A former Prince George’s County liquor board official was sentenced to two years in prison and ordered to pay a $50,000 fine Thursday after he pleaded guilty in a scheme to accept cash for votes.
Shortly after Anuj Sud, 40, was appointed as a liquor board commissioner in 2015, he began asking people how he could benefit from his new position, according to federal investigators.
“How can I start getting paid?” Sud asked someone who represented businesses set to appear before the liquor board in September 2015.
Sud, prosecutors said, branded himself as someone who “can influence the votes.”
Sud voted in 2015 to lower the penalty for a business facing sanctions and to grant a liquor license to another business with the promise of receiving about $1,000 for each move, court documents state.

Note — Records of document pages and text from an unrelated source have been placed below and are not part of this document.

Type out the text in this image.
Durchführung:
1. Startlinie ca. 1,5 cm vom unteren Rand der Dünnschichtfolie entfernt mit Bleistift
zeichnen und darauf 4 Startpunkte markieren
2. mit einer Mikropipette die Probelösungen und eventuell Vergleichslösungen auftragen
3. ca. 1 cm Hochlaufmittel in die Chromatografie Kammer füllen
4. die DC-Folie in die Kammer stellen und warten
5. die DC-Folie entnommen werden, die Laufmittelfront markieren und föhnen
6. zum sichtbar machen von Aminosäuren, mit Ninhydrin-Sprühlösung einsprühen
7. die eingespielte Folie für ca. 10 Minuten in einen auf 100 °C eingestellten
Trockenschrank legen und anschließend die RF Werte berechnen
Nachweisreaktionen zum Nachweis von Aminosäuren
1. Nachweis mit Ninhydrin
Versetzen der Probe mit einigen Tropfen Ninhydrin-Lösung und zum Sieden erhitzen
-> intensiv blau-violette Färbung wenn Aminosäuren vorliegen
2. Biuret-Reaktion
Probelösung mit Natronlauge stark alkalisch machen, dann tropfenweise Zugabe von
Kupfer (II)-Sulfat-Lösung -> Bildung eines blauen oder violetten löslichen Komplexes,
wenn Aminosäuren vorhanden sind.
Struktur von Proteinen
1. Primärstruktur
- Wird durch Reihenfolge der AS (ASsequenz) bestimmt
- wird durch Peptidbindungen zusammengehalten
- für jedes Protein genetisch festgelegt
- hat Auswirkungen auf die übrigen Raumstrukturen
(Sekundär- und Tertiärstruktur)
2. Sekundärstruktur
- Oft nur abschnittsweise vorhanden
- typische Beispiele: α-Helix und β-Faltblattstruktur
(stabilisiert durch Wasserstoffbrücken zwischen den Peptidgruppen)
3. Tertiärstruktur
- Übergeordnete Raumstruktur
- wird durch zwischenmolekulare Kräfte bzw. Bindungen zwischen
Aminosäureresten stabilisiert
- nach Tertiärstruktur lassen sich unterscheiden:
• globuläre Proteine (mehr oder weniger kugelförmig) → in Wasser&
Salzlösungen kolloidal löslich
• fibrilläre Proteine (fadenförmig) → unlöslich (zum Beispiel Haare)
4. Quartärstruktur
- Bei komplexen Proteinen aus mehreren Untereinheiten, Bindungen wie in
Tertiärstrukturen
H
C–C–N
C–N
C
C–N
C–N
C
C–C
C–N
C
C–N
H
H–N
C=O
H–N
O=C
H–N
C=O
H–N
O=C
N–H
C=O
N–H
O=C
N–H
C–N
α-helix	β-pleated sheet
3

A year later, Sud solicited an informant who arranged the bribes for further payouts, which Sud referred to as a “wedding gift.”
Sud pleaded guilty in December to violating the Travel Act, going from one state to another to accept kickbacks. Sud, formerly an attorney, was disbarred after he was charged.
“He accepts and respects the sentence of the court,” Sud’s attorney William Brennan said Thursday.
Sud was one of eight people arrested in a wide-ranging federal investigation involving the bribery of public officials in Prince George’s County. Former Maryland state delegates Michael Vaughn and William Campos, both Democrats representing Prince George’s, were also arrested on corruption charges.
A jury recently convicted Vaughn in the bribery scheme, finding that he took cash to vote for legislation that would expand Sunday liquor sales in the county. Campos pleaded guilty to taking kickbacks for funneling money designated for charitable giving to business owners, nonprofit organizations and other parties in exchange for personal payments.
Both are scheduled to be sentenced on April 13.